For those who use passwords (and we all do) make sure you use passwords that don’t include words that are in the dictionary, family or friend names, or things that other people could guess. Dictionary attacks against passwords are common because they work! Oh, and your favorite football/baseball/hockey/whatever team’s name is in the dictionary used to crack passwords… trust me. And the longer the password the better. You can exponentially increase the strength of your password by using twelve characters instead of eight, but don’t let that make you stop at twelve characters.
Okay, so we are using strong passwords and we have a token… that’s all I need, right? Not quite. What would you think if I told you that your message can be read at any point along the route to its destination? I’ve always been told that sending an e-mail is like sending a postcard but it’s actually worse. Imagine sending your message on a postcard and then handing it to someone else for delivery. Do you trust that unknown someone who is going to deliver your message? Well, e-mail is exactly the same way. So what can you do? Easy… use encryption!
Oh, I know you don’t think you know anything about encryption and the mathematics that goes along with it but it’s really easy! There are basically two different styles of e-mail encryption: S/MIME and GPG (or PGP). While S/MIME is more hands off, it costs money to get a certificate from a Certificate Authority and then you are basically trusting their trust model taking you out of the trust equation. I’m not impressed. GPG, which is the open source implementation of PGP, is my choice.
I’m not going to get into how to setup GPG because their are lots of instructions already out there. I have helped with documenting how to setup GPG in a number of email programs and even for Gmail, though, and will say it’s in the Fedora wiki.

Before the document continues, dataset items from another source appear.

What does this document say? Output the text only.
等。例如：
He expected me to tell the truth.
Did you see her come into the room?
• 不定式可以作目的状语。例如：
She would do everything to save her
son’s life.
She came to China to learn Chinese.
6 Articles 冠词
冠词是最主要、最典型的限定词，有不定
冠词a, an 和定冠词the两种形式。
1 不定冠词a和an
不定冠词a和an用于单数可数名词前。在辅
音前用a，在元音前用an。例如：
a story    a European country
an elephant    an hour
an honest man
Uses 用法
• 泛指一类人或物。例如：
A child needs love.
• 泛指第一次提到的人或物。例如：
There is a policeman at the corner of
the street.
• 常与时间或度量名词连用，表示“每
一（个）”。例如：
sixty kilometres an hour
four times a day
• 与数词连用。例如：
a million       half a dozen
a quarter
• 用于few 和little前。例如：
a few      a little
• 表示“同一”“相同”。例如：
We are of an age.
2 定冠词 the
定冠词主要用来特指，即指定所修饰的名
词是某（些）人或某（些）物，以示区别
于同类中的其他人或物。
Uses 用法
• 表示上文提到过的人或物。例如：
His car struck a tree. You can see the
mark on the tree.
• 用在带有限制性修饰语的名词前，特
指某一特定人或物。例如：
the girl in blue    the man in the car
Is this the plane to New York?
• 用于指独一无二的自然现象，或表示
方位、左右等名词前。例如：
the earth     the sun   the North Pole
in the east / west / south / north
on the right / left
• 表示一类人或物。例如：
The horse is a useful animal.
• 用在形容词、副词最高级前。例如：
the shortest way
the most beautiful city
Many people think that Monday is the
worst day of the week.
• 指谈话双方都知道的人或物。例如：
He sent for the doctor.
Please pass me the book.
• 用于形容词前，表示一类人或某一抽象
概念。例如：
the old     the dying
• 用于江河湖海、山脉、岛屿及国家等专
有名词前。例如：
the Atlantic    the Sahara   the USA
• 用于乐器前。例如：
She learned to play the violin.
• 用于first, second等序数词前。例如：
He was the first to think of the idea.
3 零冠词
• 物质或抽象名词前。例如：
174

Anyway, what makes GPG my choice is that not only is it easy to use but it is also completely free. You generate your own keys and can upload your public key to one of the public key servers (like MIT’s key server) which makes your public key available to all. This doesn’t make your encryption vulnerable because this is public-key cryptography and not symmetric cryptography.
So by using GPG (or S/MIME or PGP) you are protecting your message enroute to its destination. So now we have to protect the message now that it has arrived and is being stored on someone else’s server. The great thing is that because you encrypted before transmitting it can only be decrypted by the recipient so it should be left unreadable to anyone cracking into your email account. So if the cracker does get into your mail account then all they will find is scrambled up characters that they won’t be able to understand.
So by using multi-factor authentication and encryption you can remove most risks of using e-mail and keep your information yours. Think you don’t need to protect your information because no one would want to see what you write? Think about the three subjects we started with and remember those are just some of the more recent, public examples. It happens every day.